We used HMC technology where there is no need for microinjection, which is associated with some technical difficulties and is not easy to master, although more oocytes were required for HMC because of the two oocytes essential for the reconstruction of a single embryo. Moreover, HMC is less costly without the expensive micromanipulator; however, it is as efficient as SCNT [15]. Using HMC, approximately 100–140 constructed embryos can be generated by two skilled technicians in 2.5–3 h and the average blastocyst rate can be 30–50% [23, 47]. Although a skilled person using SCNT can produce 100–120 cloned embryos in 1 h, this method is dependent on an expensive micromanipulator. As such, HMC is suitable for an ‘industry-scale′ cloning platform. It benefits from the micromanipulator-free system and has the potential for automation, with which we could produce cloned pigs at a large scale. Additionally, we used the PFFs from Wuzhishan miniature pigs that have potential economic benefits and comparatively lower cost. Therefore, we used different cells from a different strain of pigs with a new method, which differed from those reported previously.

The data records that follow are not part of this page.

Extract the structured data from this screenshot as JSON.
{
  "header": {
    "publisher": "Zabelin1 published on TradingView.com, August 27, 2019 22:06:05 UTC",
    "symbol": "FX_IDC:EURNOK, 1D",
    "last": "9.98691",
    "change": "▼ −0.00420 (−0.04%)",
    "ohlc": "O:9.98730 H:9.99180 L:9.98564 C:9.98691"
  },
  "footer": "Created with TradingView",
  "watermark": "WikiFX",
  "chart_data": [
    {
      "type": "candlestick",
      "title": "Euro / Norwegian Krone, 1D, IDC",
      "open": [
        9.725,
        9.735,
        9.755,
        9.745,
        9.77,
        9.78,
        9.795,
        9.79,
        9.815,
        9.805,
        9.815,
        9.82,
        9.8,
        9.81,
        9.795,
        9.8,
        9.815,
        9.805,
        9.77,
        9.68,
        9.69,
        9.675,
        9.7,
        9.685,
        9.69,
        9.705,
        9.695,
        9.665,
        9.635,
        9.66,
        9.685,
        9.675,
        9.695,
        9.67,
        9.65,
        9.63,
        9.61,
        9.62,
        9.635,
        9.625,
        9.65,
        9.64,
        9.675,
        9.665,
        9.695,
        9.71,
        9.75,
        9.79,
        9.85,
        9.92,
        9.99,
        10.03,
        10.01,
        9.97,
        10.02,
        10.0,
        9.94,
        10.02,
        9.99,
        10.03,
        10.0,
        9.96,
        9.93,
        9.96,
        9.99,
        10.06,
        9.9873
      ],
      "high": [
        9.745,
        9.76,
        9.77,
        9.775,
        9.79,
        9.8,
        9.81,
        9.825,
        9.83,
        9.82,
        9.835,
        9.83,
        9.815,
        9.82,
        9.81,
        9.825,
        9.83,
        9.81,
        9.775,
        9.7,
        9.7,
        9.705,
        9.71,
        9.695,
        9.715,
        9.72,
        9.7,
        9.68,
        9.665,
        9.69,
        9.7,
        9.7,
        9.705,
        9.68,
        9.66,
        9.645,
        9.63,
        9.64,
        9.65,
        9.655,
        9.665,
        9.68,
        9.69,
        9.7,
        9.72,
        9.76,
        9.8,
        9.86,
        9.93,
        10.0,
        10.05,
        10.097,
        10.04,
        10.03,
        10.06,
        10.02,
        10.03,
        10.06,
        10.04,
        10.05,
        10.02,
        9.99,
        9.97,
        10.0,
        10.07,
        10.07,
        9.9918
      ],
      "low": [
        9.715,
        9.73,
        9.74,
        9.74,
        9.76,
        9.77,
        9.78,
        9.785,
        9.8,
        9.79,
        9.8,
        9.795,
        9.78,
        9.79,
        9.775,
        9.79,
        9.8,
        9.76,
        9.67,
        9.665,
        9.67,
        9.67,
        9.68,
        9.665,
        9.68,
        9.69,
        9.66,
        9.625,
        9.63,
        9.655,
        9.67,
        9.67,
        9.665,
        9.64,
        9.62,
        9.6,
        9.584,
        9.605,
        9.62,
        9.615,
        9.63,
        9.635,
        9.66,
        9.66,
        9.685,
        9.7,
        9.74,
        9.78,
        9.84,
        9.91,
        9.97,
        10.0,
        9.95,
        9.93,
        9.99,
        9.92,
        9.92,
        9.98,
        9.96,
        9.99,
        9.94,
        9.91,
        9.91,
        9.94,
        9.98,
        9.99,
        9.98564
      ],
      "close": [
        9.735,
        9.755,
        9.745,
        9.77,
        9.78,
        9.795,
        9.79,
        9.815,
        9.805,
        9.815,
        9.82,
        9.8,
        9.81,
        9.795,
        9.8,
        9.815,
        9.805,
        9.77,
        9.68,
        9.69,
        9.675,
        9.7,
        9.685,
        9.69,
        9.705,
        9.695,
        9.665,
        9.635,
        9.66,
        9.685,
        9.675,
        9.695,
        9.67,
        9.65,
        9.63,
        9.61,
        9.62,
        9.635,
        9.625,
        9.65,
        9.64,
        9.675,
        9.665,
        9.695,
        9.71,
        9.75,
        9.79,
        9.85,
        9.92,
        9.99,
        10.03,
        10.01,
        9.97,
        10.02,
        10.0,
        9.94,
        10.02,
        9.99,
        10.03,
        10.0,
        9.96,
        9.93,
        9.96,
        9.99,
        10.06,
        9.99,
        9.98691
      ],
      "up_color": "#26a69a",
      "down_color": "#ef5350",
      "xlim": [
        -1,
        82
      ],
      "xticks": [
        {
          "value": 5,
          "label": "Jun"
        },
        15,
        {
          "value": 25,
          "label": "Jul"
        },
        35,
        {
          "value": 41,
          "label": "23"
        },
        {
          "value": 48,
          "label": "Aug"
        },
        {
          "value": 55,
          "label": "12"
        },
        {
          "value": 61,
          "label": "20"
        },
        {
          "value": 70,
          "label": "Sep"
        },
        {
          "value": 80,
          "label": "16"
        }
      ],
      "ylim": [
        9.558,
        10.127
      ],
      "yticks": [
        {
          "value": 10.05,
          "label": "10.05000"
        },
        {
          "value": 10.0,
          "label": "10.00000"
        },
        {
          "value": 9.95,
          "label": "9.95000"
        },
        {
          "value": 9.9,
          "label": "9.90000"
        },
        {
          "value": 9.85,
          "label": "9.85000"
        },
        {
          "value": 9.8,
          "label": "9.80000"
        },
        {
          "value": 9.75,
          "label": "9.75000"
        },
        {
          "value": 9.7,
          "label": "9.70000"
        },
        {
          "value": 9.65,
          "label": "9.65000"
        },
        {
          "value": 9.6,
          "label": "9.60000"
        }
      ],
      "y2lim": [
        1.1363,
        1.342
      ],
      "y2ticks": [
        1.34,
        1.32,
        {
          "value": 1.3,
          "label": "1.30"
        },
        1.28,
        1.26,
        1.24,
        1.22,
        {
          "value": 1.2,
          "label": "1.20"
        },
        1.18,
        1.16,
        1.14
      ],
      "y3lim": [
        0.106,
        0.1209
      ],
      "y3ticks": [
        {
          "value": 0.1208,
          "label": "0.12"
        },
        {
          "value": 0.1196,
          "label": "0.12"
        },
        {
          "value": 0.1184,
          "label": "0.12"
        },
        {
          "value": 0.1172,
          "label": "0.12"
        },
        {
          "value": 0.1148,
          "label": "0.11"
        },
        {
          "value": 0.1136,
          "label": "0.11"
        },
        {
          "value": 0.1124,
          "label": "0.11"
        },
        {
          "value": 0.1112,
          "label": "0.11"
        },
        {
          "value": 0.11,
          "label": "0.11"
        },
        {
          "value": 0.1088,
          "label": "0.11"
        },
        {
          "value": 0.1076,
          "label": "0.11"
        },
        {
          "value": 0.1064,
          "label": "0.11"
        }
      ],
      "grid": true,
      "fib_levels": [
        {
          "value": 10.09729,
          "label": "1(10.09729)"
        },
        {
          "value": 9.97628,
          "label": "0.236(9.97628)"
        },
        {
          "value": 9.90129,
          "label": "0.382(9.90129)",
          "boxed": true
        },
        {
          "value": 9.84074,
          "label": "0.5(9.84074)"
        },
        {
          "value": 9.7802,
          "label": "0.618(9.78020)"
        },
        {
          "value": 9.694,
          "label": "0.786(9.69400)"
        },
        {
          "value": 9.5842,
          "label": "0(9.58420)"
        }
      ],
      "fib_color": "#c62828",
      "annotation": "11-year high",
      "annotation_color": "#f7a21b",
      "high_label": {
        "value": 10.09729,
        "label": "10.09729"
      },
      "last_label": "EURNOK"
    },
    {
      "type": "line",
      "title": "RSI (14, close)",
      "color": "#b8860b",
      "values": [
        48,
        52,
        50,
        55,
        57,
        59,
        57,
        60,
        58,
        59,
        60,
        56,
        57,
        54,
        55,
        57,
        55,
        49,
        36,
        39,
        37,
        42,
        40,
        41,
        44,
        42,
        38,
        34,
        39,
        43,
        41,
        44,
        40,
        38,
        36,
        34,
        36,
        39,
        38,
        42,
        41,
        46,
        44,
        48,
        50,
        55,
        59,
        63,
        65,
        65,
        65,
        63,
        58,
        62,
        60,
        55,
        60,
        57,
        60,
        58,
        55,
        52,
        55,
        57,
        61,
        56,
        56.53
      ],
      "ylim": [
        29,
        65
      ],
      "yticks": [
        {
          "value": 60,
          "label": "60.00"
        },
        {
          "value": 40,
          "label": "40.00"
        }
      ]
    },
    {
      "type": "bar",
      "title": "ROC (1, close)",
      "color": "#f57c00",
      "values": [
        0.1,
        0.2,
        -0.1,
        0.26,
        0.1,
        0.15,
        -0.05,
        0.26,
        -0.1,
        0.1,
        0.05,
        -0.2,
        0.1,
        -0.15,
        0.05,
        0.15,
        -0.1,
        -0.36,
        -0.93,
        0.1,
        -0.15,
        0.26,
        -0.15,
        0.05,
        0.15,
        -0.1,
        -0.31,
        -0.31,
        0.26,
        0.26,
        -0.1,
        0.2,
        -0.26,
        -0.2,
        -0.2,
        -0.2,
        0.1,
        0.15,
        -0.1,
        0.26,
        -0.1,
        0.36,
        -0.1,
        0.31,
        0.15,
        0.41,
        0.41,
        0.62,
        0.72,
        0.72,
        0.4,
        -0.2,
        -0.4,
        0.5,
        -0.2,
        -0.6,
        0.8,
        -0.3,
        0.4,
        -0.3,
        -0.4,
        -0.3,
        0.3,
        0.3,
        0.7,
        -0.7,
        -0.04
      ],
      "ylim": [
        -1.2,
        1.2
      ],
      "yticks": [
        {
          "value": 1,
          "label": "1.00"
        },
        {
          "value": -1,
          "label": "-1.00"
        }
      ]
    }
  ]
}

Our data indicated that both GGTA1 and CMAH genes were completely disrupted by the CRISPR/Cas9 system, as Gal and Neu5Gc were not expressed in our DKO pigs. Our results also revealed that, whereas a large percentage of IgM and IgG from human serum is targeted for Gal, approximately half of non-anti-Gal IgM and IgG bound to Neu5Gc. The data suggest Neu5Gc is a major non-Gal antigen target. Antibody-mediated complement-dependent cytotoxicity using different human serum concentrations confirmed that anti-Neu5Gc antibodies are major antibodies directed toward non-Gal antigens and will be important in the success or failure of clinical xenotransplantation. As we expected, these results demonstrated that GGTA1/CMAH DKO cells are more profoundly protected from the humoral response than GGTA1-KO cells.

In summary, this study provided a new strategy, combining CRISPR/Cas9 with HMC, which can efficiently produce gene-modified pigs. All our observations support the conclusion that this technique provides a new, less costly strategy to produce pigs with multiple gene modifications. GGTA1/CMAH DKO pigs should be useful for xenotransplantation research and may be essential for clinical xenotransplantation.